Blessed with Clarity

By Peter Scoblic '96 / March/April 2009
March 9th, 2009

The first time I met Thomas Reinhart—a short eight months before he died of cancer—I had a preposterous question to ask him.

dietrich.jpg
Michael Crouser/Saint John's University

Reinhart was president of Saint John's Univ. in Collegeville, Minn., a Benedictine school where he had lived and worked for four decades. He had matriculated to Saint John's in 1967, and after graduating magna cum laude in history, was "blessed with vocational clarity," as the university's abbot said. He entered the novitiate at Saint John's Abbey in 1971, and adopted the name Dietrich in honor of Dietrich Bonhoeffer, the German theologian who was deeply involved in the anti-Hitler resistance.

When he arrived on the Brown campus as a young monk and doctoral student from the Midwest, he was delighted to discover that his Providence lodgings were above a pub called Ronnie's Rascal House. Eric Hollas, a fellow Benedictine who came east with Dietrich to study at Yale and who later joined him back at Saint John's, says that, from his first moments on campus, Dietrich's time at Brown was unconventional. "There was this quirky sense of humor and an insatiable curiosity," he says, "and I think Brown fed that."

After earning his doctorate in 1984, Dietrich joined the history department at Saint John's as a full professor. From 1988 through 1991, he was dean of the College of Arts and Sciences; he was elected president in 1991. In that office, he racked up many quantitative successes: he raised a lot of money; he improved the size and quality of the applicant pool; he built many buildings. But perhaps his most striking and long-lasting accomplishment was his commissioning of the widely acclaimed and exhibited Saint John's Bible, which was handwritten and illustrated using medieval techniques, the first such work since Gutenberg's invention of the printing press. "This is where his sense of history came into play," Hollas says. "He realized he could actually contribute something to the cultural history of the United States." Saint John's is a small university, but Dietrich made it a big place.

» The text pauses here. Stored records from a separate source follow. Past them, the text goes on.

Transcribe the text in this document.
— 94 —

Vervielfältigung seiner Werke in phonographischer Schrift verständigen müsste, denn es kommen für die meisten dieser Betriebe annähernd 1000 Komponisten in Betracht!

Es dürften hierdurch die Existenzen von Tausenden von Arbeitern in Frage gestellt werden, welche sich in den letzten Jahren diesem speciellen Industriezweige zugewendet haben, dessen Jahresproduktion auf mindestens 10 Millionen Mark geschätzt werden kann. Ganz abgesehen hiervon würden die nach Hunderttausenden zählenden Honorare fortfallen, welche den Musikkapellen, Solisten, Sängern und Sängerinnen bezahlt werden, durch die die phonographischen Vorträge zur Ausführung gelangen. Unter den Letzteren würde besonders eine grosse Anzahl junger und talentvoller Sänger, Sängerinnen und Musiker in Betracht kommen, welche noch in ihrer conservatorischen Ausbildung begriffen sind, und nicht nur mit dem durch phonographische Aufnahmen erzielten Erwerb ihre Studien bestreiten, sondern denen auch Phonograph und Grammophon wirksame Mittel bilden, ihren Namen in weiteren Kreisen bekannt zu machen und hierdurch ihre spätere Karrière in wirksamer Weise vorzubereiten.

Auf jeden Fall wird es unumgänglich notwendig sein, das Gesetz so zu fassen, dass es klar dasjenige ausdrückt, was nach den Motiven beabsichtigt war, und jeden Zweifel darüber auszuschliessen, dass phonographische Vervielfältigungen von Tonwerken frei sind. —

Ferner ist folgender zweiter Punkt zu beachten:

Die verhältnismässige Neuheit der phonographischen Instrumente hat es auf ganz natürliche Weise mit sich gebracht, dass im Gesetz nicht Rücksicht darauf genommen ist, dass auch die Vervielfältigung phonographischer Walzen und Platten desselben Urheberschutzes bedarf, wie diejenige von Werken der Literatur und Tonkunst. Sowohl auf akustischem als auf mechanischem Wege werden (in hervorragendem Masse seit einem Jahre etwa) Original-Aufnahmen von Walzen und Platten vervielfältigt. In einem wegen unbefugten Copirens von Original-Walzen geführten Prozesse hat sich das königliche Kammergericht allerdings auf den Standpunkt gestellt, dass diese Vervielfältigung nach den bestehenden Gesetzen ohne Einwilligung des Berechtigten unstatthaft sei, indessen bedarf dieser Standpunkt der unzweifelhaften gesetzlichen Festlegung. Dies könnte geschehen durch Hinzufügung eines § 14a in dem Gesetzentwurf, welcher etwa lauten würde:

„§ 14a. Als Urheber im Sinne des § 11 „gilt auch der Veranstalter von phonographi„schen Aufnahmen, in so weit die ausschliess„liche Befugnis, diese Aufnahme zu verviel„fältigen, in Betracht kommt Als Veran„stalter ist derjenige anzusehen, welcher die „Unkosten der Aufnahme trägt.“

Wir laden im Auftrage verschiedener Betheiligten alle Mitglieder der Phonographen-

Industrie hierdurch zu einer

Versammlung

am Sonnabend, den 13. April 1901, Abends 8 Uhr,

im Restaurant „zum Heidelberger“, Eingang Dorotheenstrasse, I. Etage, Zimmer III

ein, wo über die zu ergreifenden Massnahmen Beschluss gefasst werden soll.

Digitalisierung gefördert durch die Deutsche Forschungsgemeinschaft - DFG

Which is, in part, why I felt daunted asking him to speak at my wedding when we met last spring while I was in Collegeville to give a lecture on foreign policy. It was bad enough that he was a busy man. It was even worse that my fiancée and I, averse to religious rites, were not being married in the Catholic Church. But we thought a marriage ceremony demanded some spiritual heft, and perhaps a little divine assistance. And in Dietrich—about whom I had heard much from my father, a Saint John's alum—I thought I might find a man whose mind and soul could guide us.

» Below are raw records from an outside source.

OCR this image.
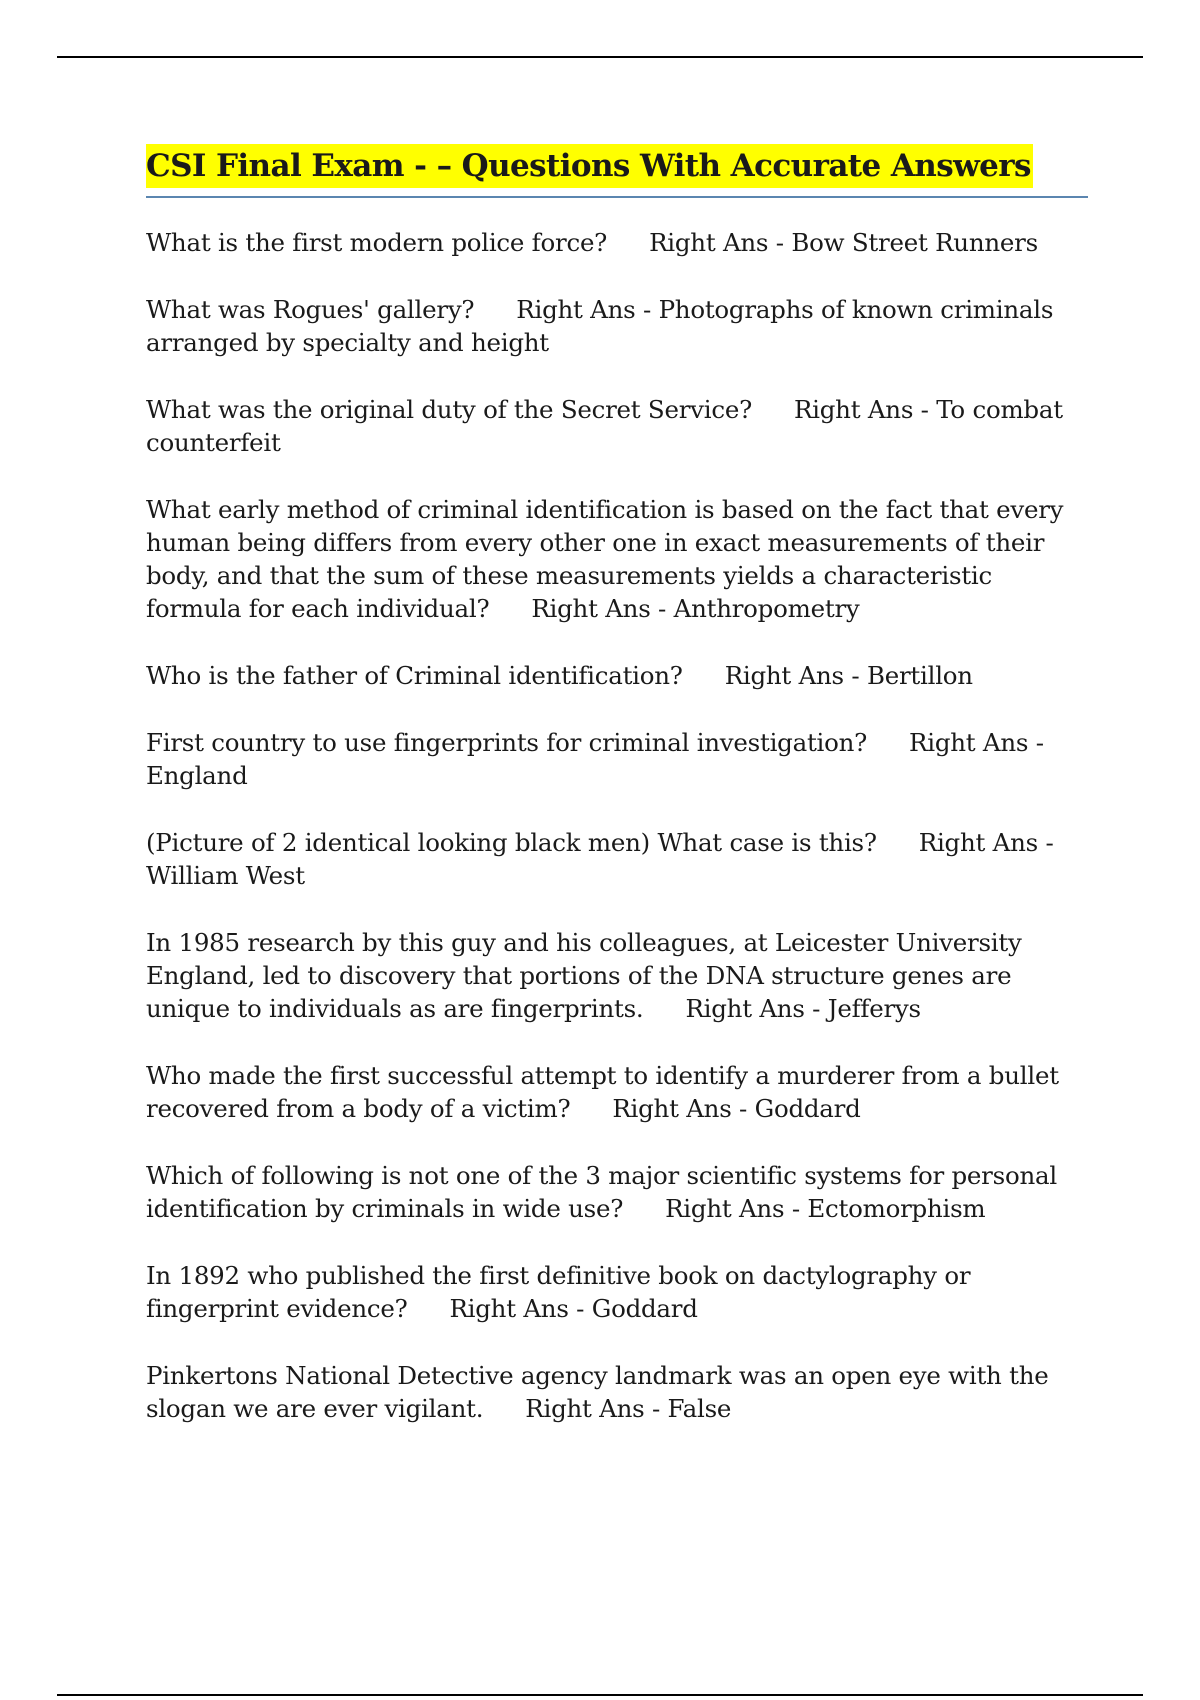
CSI Final Exam - – Questions With Accurate Answers

What is the first modern police force? Right Ans - Bow Street Runners

What was Rogues' gallery? Right Ans - Photographs of known criminals arranged by specialty and height

What was the original duty of the Secret Service? Right Ans - To combat counterfeit

What early method of criminal identification is based on the fact that every human being differs from every other one in exact measurements of their body, and that the sum of these measurements yields a characteristic formula for each individual? Right Ans - Anthropometry

Who is the father of Criminal identification? Right Ans - Bertillon

First country to use fingerprints for criminal investigation? Right Ans - England

(Picture of 2 identical looking black men) What case is this? Right Ans - William West

In 1985 research by this guy and his colleagues, at Leicester University England, led to discovery that portions of the DNA structure genes are unique to individuals as are fingerprints. Right Ans - Jefferys

Who made the first successful attempt to identify a murderer from a bullet recovered from a body of a victim? Right Ans - Goddard

Which of following is not one of the 3 major scientific systems for personal identification by criminals in wide use? Right Ans - Ectomorphism

In 1892 who published the first definitive book on dactylography or fingerprint evidence? Right Ans - Goddard

Pinkertons National Detective agency landmark was an open eye with the slogan we are ever vigilant. Right Ans - False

Dietrich's devotion to the Benedictine order and to God were palpable. (When he told me of presenting a facsimile of the Saint John's Bible to Pope Benedict, his eyes widened and his voice hushed: "Benedict said, 'This is a work of art. This is a great work of art. This is a work for eternity.'") Yet he was generous, perceptive, and ecumenical enough to seize the thin thread of spirituality that my fiancée and I held out to him, and at our wedding he wove it into a talk about love that wowed an audience of worldly journalists. He spoke of Judaism and Catholicism and for good measure threw in a poem by the Sufi mystic Hafiz. ("A religious hat trick!" a friend of mine exclaimed after the service.)

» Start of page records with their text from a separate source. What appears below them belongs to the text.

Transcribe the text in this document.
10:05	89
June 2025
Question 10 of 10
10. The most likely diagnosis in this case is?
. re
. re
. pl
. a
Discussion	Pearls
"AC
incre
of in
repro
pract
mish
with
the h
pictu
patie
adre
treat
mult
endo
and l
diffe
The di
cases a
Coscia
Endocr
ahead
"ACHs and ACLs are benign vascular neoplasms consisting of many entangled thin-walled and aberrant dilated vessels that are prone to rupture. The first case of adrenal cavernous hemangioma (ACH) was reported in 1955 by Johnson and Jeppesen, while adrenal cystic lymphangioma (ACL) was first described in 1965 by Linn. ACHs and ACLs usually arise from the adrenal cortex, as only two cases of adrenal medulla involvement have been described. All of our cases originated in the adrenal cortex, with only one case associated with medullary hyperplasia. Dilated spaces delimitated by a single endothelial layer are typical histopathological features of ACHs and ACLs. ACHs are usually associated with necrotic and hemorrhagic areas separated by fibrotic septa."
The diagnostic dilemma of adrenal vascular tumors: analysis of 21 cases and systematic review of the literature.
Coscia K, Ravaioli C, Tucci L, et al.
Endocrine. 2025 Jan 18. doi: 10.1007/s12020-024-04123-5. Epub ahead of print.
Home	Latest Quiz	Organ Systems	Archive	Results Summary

When I earnestly thanked Dietrich afterward, his eyes welled up a bit. I thought he was perhaps the most gentle man I had ever met, yet clearly there was strength and drive beneath the warm eyes and the salt-and-pepper mustache. And when I learned that he had died on December 29, after a brief, fierce battle with melanoma, I slumped against a wall, a little surprised by my own grief. After all, we had known each other only briefly.

Dietrich might have explained it this way, as he did in a tale he recounted at the wedding: "A couple of weeks ago the father of a friend of mine died after a long struggle with cancer. I spread the news around the monastery and found myself tearing up every time that a monk thanked me for the news. I realized that every death touches every other one, taps into stories that unite us all." That may be. But Dietrich's death touched me not because it tapped into other stories, but because it marked the end of his. Fortunately, it was one that people will be telling for a long time.

 

Peter Scoblic is executive editor of The New Republic.